Thursday, 30 October 2008

Say NO to sensorship

Im starting to re-think my ideas about how and what i want to use community theatre for. I had a lot of worries and stresses about what i could do for this module, and up until a few days ago i was really scared about doing anything.

After seeing The Help, and discussing forum theatre with the class, i thought that it would be so difficult to do anything without offending someone. I was so worried that anything i might like to do: i would not know enough about, and would constatly be worrying that i would upset somebody.
In the discussion after the show, a few people asked similar questions about how to go about making forum theatre without offending people. The cast did not understand why we were so concerned with how not to upset any audience members. They answered us by asking whether anyone in the audience had been offended or upset by their performance. When everyone relplied no, we realised that we had just answered our own questions.

I think we have been brought up in a society that is so sensored, and covered, that we are so afraid of doing anything which might upset another person. We are so afraid that there are certain things that we cannot even menion in the news. But with theatre, if you are not offended by something, and you about it in the right way, theatre can allow you to show these subjects without causing offence.

Therefore, i have decided to not get myself wound up in thinking about how not to offend people. But instead to think carefully about how to show things to people which interest me. By doing my research and not being ignorant to the subject area, it is possible for me to successfully produce a piece of theatre which is not sensored in any way.
There are things in the world which people need to know about and if theatre is the only way that these things can be shown, then so be it, we should not have to constantly worry about who we might upset!

Tuesday, 28 October 2008

Verbatim theatre

I did not really have a clue, once again, about this type of theatre, so i came into the lecture with a very open mind as to what to expect from this session. It took me a while to fully understand about how verbatim theatre works, but once i did, i found myself trying to pick apart all of the issues within it.

Verbatim plays have rightly been credited with galvanising political theatre in Britain. But the process is fraught with concerns about the veracity of statements and the way that material is edited. It seems that whereas most of us are quite aware when we watch a reality TV show that what we're seeing is strongly shaped and filtered through an editing process, when we watch verbatim theatre we quickly lose sight of that mediation. The result? We accept what is presented to us as true without questioning how statements have been selected and organised, or even how the interviews that elicited the "evidence" were conducted.

Setting aside the fact that verbatim theatre often deals with material that is already heavily mediated in the first place, what these plays offer audiences is an open door into a subject whose density might otherwise be difficult to negotiate. The strength of a piece such as What I Heard About Iraq lies not in its staging, but in the way it presents its material in a fashion that makes the audience question every single word it hears. It sends you out of the theatre and back into the world determined to question every sound bite you hear and newspaper article you read. That's very different from a great deal of verbatim theatre which functions in a way that cajoles you into accepting that piece's particular bias as the truth and nothing but the truth.
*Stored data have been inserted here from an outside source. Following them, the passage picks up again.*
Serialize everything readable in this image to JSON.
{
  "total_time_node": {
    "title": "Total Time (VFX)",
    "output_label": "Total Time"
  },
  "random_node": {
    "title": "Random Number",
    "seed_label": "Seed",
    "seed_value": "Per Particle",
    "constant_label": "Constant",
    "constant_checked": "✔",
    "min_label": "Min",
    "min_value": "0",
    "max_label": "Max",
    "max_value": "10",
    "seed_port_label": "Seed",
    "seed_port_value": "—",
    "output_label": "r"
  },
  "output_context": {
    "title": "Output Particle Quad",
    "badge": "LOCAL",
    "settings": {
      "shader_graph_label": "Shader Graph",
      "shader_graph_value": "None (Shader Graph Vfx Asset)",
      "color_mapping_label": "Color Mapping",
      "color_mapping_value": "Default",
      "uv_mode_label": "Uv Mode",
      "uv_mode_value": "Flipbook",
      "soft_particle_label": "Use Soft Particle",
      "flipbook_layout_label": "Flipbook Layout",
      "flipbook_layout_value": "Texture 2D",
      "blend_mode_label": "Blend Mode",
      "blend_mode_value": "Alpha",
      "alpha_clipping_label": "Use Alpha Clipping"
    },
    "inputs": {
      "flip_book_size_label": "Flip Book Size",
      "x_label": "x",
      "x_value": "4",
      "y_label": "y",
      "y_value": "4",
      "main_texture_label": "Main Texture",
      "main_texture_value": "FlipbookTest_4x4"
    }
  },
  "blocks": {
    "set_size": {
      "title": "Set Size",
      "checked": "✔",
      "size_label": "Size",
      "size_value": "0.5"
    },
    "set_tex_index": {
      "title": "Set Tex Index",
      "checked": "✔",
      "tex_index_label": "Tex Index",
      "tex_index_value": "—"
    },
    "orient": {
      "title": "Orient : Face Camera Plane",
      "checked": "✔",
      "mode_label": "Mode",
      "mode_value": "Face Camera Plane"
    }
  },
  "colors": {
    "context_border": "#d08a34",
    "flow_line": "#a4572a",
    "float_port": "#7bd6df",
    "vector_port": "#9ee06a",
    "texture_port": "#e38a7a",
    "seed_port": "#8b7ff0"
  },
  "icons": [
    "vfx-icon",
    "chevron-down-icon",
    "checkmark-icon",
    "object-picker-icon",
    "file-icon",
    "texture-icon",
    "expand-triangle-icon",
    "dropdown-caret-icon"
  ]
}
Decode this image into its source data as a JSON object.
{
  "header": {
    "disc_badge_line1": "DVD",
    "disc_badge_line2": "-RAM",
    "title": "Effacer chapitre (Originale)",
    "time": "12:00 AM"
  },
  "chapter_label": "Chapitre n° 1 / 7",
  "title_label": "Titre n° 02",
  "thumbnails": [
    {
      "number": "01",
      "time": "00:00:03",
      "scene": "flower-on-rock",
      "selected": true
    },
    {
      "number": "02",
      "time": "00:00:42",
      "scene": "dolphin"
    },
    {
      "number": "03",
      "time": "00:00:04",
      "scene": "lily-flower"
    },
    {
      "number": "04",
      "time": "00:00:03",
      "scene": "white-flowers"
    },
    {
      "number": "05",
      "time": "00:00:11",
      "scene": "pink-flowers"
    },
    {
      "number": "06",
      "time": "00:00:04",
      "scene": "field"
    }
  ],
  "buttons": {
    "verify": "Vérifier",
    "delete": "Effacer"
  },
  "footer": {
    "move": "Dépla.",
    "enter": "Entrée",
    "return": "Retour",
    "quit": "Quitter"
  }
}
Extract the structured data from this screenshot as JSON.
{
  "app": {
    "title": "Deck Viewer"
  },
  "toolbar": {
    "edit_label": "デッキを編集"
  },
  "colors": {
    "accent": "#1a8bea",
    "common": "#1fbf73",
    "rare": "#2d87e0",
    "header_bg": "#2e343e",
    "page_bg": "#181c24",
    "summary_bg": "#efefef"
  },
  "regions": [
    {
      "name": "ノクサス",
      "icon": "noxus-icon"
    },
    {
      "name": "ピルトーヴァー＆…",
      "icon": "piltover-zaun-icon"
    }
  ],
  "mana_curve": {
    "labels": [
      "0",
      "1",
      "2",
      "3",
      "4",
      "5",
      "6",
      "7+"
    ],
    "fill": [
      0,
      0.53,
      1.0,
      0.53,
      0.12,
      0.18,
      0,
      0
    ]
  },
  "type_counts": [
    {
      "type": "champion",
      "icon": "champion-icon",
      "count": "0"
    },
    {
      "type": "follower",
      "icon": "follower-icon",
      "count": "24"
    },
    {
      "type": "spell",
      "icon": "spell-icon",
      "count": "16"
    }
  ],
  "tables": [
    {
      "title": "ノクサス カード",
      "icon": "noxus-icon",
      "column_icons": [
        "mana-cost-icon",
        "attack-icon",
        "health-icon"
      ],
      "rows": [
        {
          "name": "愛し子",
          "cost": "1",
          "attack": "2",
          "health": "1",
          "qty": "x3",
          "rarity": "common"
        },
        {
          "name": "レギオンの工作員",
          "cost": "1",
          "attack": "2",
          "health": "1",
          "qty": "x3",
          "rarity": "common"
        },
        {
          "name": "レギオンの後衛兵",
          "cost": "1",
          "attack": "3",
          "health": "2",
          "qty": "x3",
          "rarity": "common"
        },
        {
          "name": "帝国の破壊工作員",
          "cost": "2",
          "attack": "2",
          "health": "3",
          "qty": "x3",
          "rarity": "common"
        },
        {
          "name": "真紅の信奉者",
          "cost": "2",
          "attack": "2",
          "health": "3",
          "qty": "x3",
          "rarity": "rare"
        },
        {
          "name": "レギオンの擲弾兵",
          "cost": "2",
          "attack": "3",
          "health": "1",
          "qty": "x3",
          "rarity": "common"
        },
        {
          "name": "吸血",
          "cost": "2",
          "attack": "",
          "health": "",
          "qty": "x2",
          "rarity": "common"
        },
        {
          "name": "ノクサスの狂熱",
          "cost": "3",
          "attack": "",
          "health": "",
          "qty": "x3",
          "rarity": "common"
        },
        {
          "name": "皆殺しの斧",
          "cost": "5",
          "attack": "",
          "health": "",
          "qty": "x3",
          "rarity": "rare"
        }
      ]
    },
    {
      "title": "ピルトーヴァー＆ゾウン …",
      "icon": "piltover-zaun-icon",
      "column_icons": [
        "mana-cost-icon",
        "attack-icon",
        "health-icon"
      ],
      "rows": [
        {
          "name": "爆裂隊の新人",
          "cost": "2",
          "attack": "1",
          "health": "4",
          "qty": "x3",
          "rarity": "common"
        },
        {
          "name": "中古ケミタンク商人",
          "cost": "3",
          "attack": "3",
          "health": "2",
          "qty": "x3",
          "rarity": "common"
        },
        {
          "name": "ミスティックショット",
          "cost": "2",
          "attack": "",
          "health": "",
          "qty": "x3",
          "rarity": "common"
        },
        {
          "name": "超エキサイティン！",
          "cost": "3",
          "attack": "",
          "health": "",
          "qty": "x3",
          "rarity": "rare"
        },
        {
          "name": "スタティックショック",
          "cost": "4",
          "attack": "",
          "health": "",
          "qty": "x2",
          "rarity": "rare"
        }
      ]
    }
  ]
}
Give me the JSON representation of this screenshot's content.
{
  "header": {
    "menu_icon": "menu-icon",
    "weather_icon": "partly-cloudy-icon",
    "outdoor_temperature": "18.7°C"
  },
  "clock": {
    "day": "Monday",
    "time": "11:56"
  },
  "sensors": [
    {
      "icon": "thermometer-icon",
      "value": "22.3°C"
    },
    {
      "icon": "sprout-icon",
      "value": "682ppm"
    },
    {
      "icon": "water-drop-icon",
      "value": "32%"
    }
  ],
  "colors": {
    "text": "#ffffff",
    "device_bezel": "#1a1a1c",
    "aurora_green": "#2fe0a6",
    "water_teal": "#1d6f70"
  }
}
What began to bother me about this form of theatre is that the outcome can be unfair, depending on what order and how the interviews are shown on stage. It can also be very difficult to show the opposing views about a subject, especially if you already hold strong views about it. An example might be if you are researching about religion and terrorism, and you strongly disagree with everything that your interviewee is saying. Your questions may change throughout the interview, so that you reach an outcome which supports your own views, or what you in fact intended to show.

But in order to use verbatim successfully, you must accept that it is not about yourself. You must have an open mind about the outcome, and not try to manipulate your interviewees. The best way of showing verbatim theatre so that you avoid offending or upsetting people is to show both sides of an opinion. However, should you want to show only one opinion, you may take the interviews which best support these views, and disregard others for the sake of your work. You must accept that there are many other views on the subject, but that you have chosen to use only a few of the many.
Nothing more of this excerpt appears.